CTI BioPharma Corp (CTIC) on Aug. 29, 2016 announced top-line results from PERSIST-2, a randomized, controlled Phase 3 clinical trial comparing pacritinib, an investigational oral multikinase inhibitor, with physician-specified best available therapy (BAT), including ruxolitinib, for the treatment of patients with myelofibrosis whose platelet counts are less than 100,000 per microliter — a patient population with high-risk advanced disease. Three hundred eleven (311) patients were enrolled in the study, which formed the basis for the safety analysis. Two hundred twenty-one (221) patients who had a chance to reach Week 24 (the primary analysis time point) at the time the clinical hold was imposed and constituted the intent-to-treat (ITT) analysis population utilized for the evaluation of efficacy. Preliminary results demonstrated that the PERSIST-2 trial met one of the co-primary endpoints showing a statistically significant response rate in spleen volume reduction (SVR) in patients with myelofibrosis treated with pacritinib compared to BAT, including the approved JAK2 inhibitor ruxolitinib (p<0.01). Although the PERSIST-2 trial did not meet the other co-primary endpoint of greater than 50 percent reduction in Total Symptom Score (TSS), the preliminary analysis approached marginal significance compared to BAT (p=0.0791).
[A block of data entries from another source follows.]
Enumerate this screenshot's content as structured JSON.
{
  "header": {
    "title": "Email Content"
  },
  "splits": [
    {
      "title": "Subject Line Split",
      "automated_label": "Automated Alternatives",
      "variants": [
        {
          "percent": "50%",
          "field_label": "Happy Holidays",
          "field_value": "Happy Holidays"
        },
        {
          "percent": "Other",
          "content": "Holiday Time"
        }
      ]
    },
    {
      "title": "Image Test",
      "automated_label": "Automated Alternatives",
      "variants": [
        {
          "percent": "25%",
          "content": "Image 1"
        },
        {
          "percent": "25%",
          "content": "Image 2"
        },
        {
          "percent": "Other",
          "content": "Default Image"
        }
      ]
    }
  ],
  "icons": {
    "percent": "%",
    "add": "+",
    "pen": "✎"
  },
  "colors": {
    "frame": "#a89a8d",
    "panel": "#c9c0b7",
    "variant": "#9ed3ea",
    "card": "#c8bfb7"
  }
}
“Unlike patients with myelofibrosis who have normal baseline platelet counts where median survival is reported at 88 months, we recently reported from our institution’s experience that patients with severe thrombocytopenia (low platelets) had a median survival of about 14 months,” said Srdan (Serge) Verstovsek, M.D., Ph.D., Director, Clinical Research Center for MPNs at the University of Texas MD Anderson Cancer Center and principal investigator for the PERSIST-2 Phase 3 clinical trial of pacritinib. “These patients represent up to 30 percent of all myelofibrosis patients and an unmet medical need. Data from the PERSIST-2 prospective randomized, controlled trial is encouraging because we need an effective therapy to treat the most challenging patients with low platelet counts we see in our practice.”